Does BLAG Believe that Members of Congress are Immune from Federal Wiretaps?

In a little-noticed amicus brief filed in June with the U.S. Court of Appeals for the Ninth Circuit, the Bipartisan Legal Advisory Group (BLAG) of the House of Representatives argued that the Justice Department’s wiretap of former Representative Rick Renzi was unconstitutional.  BLAG contends:  “The Wiretap Order clearly permitted the executive branch to seize communications concerning constitutionally protected legislative activities, and specifically concerning information related to a particular piece of legislation.  Such interception- especially of a purposeful, sustained nature—is patently inconsistent with the [Speech or Debate] Clause.”

BLAG’s argument begins with the premise that the “core purpose” of the Speech or Debate Clause “is to protect legislative independence from the encroachment of the executive and judicial branches.”  It then seeks to show that executive branch abuse of wiretaps threatens legislative independence, citing historical examples such as FBI wiretapping during the J. Edgar Hoover era and a 1961 case in which the Kennedy administration wiretapped a congressman’s meeting with a foreign representative in order to gain a political advantage over the congressman.  From this BLAG concludes that the Speech or Debate Clause should protect against executive branch interception of legislative communications.

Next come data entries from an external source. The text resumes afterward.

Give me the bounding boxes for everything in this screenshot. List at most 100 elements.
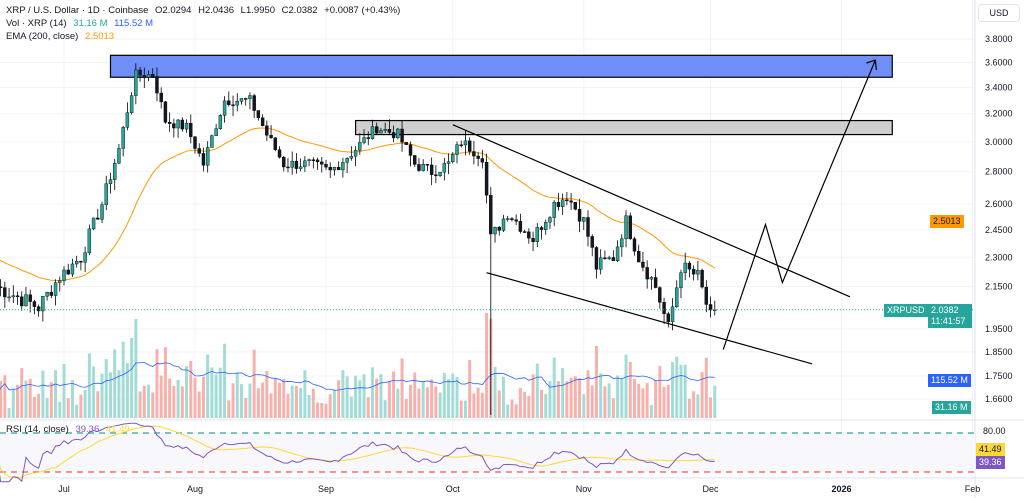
channel-line — [486, 272, 813, 365]
candle-down — [514, 219, 518, 222]
volume-bar — [451, 373, 455, 418]
volume-bar — [294, 385, 298, 418]
volume-bar — [311, 388, 315, 418]
candle-up — [442, 163, 447, 173]
candle-down — [476, 155, 480, 159]
candle-up — [239, 98, 244, 102]
volume-bar — [518, 387, 522, 418]
candle-up — [121, 127, 125, 149]
candle-down — [328, 166, 332, 171]
volume-bar — [358, 380, 362, 418]
volume-bar — [480, 392, 484, 418]
volume-bar — [586, 370, 590, 418]
candle-up — [358, 142, 362, 151]
candle-down — [556, 202, 561, 207]
price-tick-label: 2.4500 — [985, 225, 1013, 235]
candle-down — [189, 123, 193, 137]
volume-bar — [37, 393, 41, 418]
supply-zone-gray — [354, 119, 893, 136]
candle-down — [231, 104, 235, 106]
candle-up — [696, 270, 700, 275]
last-price-tag: 2.0382 11:41:57 — [928, 304, 972, 328]
candle-down — [662, 302, 666, 314]
candle-down — [658, 287, 662, 303]
candle-up — [62, 269, 66, 281]
channel-line — [452, 124, 851, 298]
volume-bar — [261, 382, 265, 418]
price-tick-label: 3.6000 — [985, 58, 1013, 68]
volume-bar — [11, 388, 15, 418]
candle-up — [108, 179, 113, 184]
volume-bar — [75, 404, 79, 418]
candle-up — [345, 158, 349, 163]
candle-up — [679, 272, 683, 289]
volume-bar — [180, 386, 184, 418]
volume-bar — [163, 347, 167, 418]
volume-bar — [700, 372, 704, 418]
candle-down — [522, 231, 527, 233]
vol-tag: 31.16 M — [932, 401, 971, 414]
candle-down — [269, 135, 273, 139]
candle-up — [298, 166, 303, 169]
vol-ma-value: 115.52 M — [114, 18, 154, 29]
volume-bar — [409, 384, 413, 418]
time-tick-label: Sep — [318, 484, 334, 494]
candle-down — [28, 294, 32, 302]
volume-bar — [594, 345, 598, 418]
volume-bar — [370, 367, 374, 418]
volume-bar — [632, 378, 636, 418]
volume-bar — [654, 380, 658, 418]
candle-up — [535, 227, 539, 242]
time-tick-label: Nov — [576, 484, 593, 494]
candle-up — [134, 69, 138, 96]
volume-bar — [569, 377, 573, 418]
volume-bar — [273, 377, 277, 418]
currency-button[interactable]: USD — [978, 4, 1020, 22]
candle-up — [70, 263, 75, 275]
volume-bar — [290, 385, 294, 418]
rsi-ma-value: 41.49 — [105, 424, 130, 435]
volume-bar — [265, 371, 269, 418]
ohlc-open: O2.0294 — [155, 5, 192, 16]
ohlc-high: H2.0436 — [198, 5, 235, 16]
volume-bar — [434, 386, 438, 418]
volume-bar — [16, 384, 20, 418]
volume-bar — [0, 380, 3, 418]
candle-up — [210, 135, 214, 148]
candle-down — [387, 129, 392, 133]
volume-bar — [628, 361, 632, 418]
candle-down — [366, 137, 370, 139]
volume-bar — [400, 358, 404, 418]
candle-down — [510, 218, 514, 220]
candle-down — [0, 286, 3, 288]
candle-up — [74, 261, 79, 265]
volume-bar — [197, 391, 201, 418]
volume-bar — [201, 376, 205, 418]
volume-bar — [20, 368, 24, 418]
candle-up — [87, 228, 92, 253]
volume-bar — [168, 378, 172, 418]
volume-bar — [548, 381, 552, 418]
candle-up — [248, 95, 252, 99]
volume-bar — [316, 402, 320, 418]
candle-down — [708, 304, 713, 311]
candle-down — [3, 287, 7, 298]
volume-bar — [616, 375, 620, 418]
candle-up — [176, 119, 180, 129]
symbol-title: XRP / U.S. Dollar · 1D · Coinbase — [6, 5, 149, 16]
time-tick-label: Feb — [965, 484, 981, 494]
volume-bar — [514, 404, 518, 418]
volume-bar — [658, 366, 662, 418]
candle-down — [167, 121, 172, 124]
candle-up — [117, 148, 121, 164]
volume-bar — [485, 313, 489, 418]
candle-down — [467, 140, 472, 152]
rsi-upper-level: 80.00 — [983, 426, 1006, 436]
candle-up — [370, 126, 375, 139]
volume-bar — [303, 370, 307, 418]
candle-down — [434, 174, 438, 176]
volume-bar — [649, 405, 653, 418]
candle-down — [611, 257, 616, 261]
volume-bar — [624, 354, 628, 418]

In an amicus brief supporting the Justice Department, CREW accuses BLAG of “advocat[ing] a total ban on wiretapping the telephones of members of Congress.”  In theory, this accusation is overstated.  BLAG asserts in its brief that it is not claiming that Members of Congress are immune “from a properly authorized and administered wiretap.”  Instead, BLAG believes that this immunity only extends to interception of communications regarding “legislative information,” such as Renzi’s conversations with his staffers regarding the very land exchange legislation that lies at the heart of the allegations against him.

As a practical matter, however, it is not clear how BLAG’s position differs from a complete ban on wiretapping Members of Congress (and, for that matter, congressional staffers).  A wiretap of a Member of Congress is virtually certain to intercept some legislative information, and it is difficult to see how the Justice Department could screen out such information without first recording and analyzing it.  In the Rayburn case (involving the search and seizure of documents from a congressman’s office), BLAG contended that it would violate the Speech or Debate Clause for the Justice Department to use filter teams to review and separate privileged from non-privileged documents.  Similarly, BLAG objects here to the Justice Department conducting “spot checks” of potentially privileged conversations to determine if they in fact involve legislative matters.  Thus, there would seem to be no way that the Justice Department could intercept any conversations by a Member of Congress if there were any possibility that legislative matters might be discussed.

As a logical matter, moreover, BLAG’s rationale for constitutional protection would seem to apply to any wiretap of a Member of Congress.  After all, there would seem to be little relationship between the potential for abuse or intimidation, on the one hand, and the legislative nature of an intercepted conversation, on the other.  A Member’s conversations regarding non-legislative matters, such as political strategy, campaign fundraising or purely personal affairs, could surely be just as useful to an executive branch that was up to no good.

It is also worth noting that BLAG’s brief fails to mention the most famous example of executive surveillance of Members of Congress—the ABSCAM case.  In that case the Justice Department conducted a sting operation in which undercover agents purported to be foreign citizens offering bribes to Members of Congress in exchange for the Members agreeing to sponsor private immigration bills.  Would BLAG view these discussions as “legislative information” protected by the Speech or Debate Clause?   The answer is not entirely clear, but nothing in BLAG’s brief suggests otherwise.  Certainly the ABSCAM tapes would seem to be just as legislative in nature as the 1961 conversation between a Member of Congress and a foreign representative.

In short, if BLAG is not arguing for de jure legislative immunity from wiretapping, it is arguing for something very close to de facto immunity.

 

 

 

Student Note on Speech or Debate

Devotees of the Speech or Debate Clause will want to check out Jack Raffetto’s note, “Balancing the Legislative Shield: The Scope of the Speech or Debate Clause,” which appears in the Spring 2010 issue of the Catholic University Law Review.  Focusing on the D.C. Circuit’s decision in In re Grand Jury Subpoenas, 571 F.3d 1200 (D.C. Cir. 2009) (quashing grand jury subpoenas seeking former Representative Tom Feeney’s communications with the ethics committee), Raffetto argues that Speech or Debate protection for testimony or information submitted to a congressional ethics committee should turn, not on whether ethics case relates to a personal or official matter, but whether the case or investigation for which the subpoena was issued relates to a matter outside the member’s legislative capacity.